In total, at least 757 academy trust leaders received over £100,000 in 2022-23. But their job isn’t comparable to a single-school headteacher. They manage thousands of students, oversee multi-million-pound budgets and turn failing schools around. Their average total remuneration of £156,491 is barely above the maximum for local-authority school heads, despite delivering far superior results.
The outcomes speak for themselves. Many schools taken into academy control were struggling local-authority schools, and the transformation has been striking. For example, the Harris Federation took on multiple schools in special measures; today, 70% of them are rated ‘Outstanding’ by Ofsted. Yet Labour’s Bill threatens to drag them into mediocrity.
It’s a bitter irony: the party that created academies is now hellbent on gutting them. Labour’s own reforms in the early 2000s acknowledged that state control was failing pupils, hence the move toward greater autonomy. Decades later, they are rolling back that progress, shackling academies with the same bureaucratic burdens that led to failure in the first place. If academies are delivering results, why sabotage them?
This gets to the crux of the means vs outcome debate. In a grim race to the bottom, Labour’s Bill prioritises control over results and standardisation over success. By stripping academies of their independence, it takes crucial tools away from educators, limiting their ability to hire the best staff, adapt the curriculum and implement effective discipline. This isn’t just bureaucratic tinkering; it’s taking a hammer to the mechanisms that have driven school improvement.

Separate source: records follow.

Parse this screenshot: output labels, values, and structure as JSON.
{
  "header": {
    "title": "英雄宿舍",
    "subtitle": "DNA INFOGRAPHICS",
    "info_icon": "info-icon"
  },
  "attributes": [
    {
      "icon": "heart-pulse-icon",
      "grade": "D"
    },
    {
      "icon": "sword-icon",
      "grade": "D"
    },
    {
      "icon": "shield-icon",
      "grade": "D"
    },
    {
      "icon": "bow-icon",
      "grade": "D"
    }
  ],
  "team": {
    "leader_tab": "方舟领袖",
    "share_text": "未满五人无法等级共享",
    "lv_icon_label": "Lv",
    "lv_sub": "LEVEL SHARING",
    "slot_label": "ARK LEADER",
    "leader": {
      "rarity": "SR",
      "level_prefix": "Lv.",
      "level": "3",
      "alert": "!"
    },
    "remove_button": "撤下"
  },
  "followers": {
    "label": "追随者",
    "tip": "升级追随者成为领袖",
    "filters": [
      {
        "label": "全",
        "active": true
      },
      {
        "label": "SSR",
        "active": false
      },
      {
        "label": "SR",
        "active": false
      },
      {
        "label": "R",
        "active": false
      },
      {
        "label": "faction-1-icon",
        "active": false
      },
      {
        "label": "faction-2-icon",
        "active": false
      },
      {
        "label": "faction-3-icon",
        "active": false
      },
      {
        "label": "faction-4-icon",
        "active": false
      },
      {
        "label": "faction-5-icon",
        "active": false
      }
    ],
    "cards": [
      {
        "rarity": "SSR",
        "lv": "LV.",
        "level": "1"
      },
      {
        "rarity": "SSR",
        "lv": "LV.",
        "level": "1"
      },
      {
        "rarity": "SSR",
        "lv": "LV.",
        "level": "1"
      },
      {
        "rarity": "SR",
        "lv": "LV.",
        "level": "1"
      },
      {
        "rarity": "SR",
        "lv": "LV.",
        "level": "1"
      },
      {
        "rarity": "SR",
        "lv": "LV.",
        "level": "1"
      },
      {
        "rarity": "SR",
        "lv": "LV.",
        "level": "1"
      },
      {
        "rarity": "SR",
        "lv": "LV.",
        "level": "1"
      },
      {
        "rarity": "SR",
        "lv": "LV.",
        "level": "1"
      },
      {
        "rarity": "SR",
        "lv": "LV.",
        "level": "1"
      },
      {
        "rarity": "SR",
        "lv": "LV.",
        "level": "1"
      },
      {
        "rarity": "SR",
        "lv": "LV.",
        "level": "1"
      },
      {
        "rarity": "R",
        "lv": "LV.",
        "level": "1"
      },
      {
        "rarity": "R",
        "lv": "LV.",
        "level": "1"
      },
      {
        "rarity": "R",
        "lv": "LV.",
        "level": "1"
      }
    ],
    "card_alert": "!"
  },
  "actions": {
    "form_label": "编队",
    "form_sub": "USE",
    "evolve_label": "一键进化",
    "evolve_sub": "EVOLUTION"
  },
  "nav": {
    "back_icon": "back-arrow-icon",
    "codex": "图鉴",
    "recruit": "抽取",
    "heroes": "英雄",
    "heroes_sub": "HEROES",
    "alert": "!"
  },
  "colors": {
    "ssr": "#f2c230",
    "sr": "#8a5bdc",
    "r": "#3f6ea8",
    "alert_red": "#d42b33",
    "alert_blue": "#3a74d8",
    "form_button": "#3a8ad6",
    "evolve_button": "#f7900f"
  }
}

Education isn’t a box-ticking exercise, but Labour’s approach treats it as one. Forcing academies to comply with rigid national guidelines strips them of these advantages. With 80% of schools now academies, there will inevitably be some that don’t perform at their best, but that’s not a convincing argument against academies in the round, it’s an argument for giving them the tools to succeed. Standardisation may sound fair in theory, but in practice, it undermines the adaptability that has made academies so successful. Labour aren’t levelling the playing field, they’re kneecapping the best players. The schools that are delivering the best education should be empowered, not burdened with red tape.